Bisogna praticare leggerezza per rendere elegante e fruibile un testo. Bisogna sollevarsi e guardare da lontano la realtà per non farsi pietrificare, immobilizzare, e finalmente capire come muoversi, come agire. Bisogna essere degli eroi per trasformare in bellezza ciò che di brutto si riesce a seminare nel mondo.

Per sostenere la sua tesi a favore della leggerezza, Italo Calvino descrive il mito di Perseo, eroe greco delicato, leggero che può sollevarsi e posarsi su una nuvola grazie a dei calzari alati.

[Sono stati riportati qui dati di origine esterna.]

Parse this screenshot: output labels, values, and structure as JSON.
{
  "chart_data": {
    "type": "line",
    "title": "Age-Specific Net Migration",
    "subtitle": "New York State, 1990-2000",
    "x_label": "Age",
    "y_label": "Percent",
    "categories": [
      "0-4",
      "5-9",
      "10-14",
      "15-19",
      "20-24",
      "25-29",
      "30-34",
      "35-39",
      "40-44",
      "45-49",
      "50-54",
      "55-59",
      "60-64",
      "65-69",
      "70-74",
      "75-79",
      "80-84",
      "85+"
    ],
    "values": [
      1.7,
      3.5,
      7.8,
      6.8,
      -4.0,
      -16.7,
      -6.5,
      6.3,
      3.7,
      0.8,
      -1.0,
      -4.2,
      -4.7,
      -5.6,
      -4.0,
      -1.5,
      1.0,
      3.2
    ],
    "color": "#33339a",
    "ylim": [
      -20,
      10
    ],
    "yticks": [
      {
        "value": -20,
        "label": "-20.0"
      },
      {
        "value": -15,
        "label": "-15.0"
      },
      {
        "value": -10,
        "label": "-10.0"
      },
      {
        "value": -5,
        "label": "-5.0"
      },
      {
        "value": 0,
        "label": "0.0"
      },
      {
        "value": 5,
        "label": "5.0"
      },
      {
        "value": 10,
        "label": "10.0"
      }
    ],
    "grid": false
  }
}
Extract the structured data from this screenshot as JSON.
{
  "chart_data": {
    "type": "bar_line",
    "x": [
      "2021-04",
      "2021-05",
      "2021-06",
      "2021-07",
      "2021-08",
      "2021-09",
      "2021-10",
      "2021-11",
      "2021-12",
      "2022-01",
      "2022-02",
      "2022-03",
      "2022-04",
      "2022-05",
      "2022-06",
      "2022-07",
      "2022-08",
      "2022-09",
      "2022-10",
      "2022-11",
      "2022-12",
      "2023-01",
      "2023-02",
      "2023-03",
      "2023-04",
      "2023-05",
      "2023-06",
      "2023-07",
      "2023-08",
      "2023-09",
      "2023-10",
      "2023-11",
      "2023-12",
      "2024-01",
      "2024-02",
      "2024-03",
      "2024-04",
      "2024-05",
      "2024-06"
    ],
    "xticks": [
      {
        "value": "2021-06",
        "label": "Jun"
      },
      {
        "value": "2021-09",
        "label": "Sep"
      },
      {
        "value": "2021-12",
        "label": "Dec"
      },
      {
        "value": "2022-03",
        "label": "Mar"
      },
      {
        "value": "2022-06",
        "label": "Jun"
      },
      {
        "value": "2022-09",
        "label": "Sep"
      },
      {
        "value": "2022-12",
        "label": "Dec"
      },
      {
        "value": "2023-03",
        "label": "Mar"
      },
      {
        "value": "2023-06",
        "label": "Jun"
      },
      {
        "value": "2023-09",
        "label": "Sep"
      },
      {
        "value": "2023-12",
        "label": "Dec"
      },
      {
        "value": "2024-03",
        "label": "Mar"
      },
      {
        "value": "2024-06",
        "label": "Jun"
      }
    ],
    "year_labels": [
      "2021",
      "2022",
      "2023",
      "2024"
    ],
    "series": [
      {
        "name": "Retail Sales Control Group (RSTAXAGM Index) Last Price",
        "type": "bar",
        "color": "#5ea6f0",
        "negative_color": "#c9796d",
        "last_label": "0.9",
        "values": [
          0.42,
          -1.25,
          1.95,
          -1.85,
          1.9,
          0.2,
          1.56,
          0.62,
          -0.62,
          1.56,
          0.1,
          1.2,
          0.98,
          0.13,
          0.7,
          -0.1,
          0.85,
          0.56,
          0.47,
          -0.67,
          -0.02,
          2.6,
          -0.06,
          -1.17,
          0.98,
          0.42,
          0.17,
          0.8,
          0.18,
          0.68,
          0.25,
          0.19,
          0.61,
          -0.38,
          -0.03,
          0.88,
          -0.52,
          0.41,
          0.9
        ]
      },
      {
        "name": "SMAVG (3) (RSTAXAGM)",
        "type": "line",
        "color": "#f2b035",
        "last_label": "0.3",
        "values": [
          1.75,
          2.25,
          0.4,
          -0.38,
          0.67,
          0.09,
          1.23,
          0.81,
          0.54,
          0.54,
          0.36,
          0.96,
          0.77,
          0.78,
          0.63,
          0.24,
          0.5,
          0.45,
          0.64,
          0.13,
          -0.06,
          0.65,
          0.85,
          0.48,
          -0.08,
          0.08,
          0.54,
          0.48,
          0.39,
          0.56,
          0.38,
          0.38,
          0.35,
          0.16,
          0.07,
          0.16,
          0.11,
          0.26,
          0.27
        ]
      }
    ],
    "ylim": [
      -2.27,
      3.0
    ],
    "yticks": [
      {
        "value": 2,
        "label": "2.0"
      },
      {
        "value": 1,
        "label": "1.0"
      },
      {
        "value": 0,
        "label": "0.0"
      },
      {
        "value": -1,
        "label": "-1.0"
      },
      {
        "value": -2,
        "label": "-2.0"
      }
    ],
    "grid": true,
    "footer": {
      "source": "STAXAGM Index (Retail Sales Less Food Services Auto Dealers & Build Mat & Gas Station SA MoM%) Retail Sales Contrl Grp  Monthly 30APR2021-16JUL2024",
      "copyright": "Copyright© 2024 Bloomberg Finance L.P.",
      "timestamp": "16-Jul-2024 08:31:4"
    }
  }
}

Avrà il compito di sconfiggere la Medusa, un mostro che ha il potere di pietrificare chi incontra il suo sguardo. Perseo ha un solo modo per uccidere la Gorgone: sollevarsi e guardarla attraverso l’immagine riflessa sul suo scudo. Taglia quindi la testa alla Medusa e dopo averla sistemata dentro un sacco, la porta con sé. Dal sangue del mostro nasce Pegaso, il cavallo alato che con lo zoccolo fende il monte Elicona da cui sgorgherà una sorgente che disseterà le Muse. Perseo, a cavallo di Pegaso, raggiunge un lido dove la bella Andromeda è prigioniera di un drago. L’eroe pietrifica l’orribile creatura mostrandogli la testa della Gorgone. Poi depone quel capo dalla chioma ricca di viscidi serpenti su un letto di morbide alghe e, dopo essersi lavato le mani nell’acqua salata del mare, si appresta a liberare la giovane. Nel frattempo, le alghe a contatto con la testa della Medusa si trasformano in preziosi coralli.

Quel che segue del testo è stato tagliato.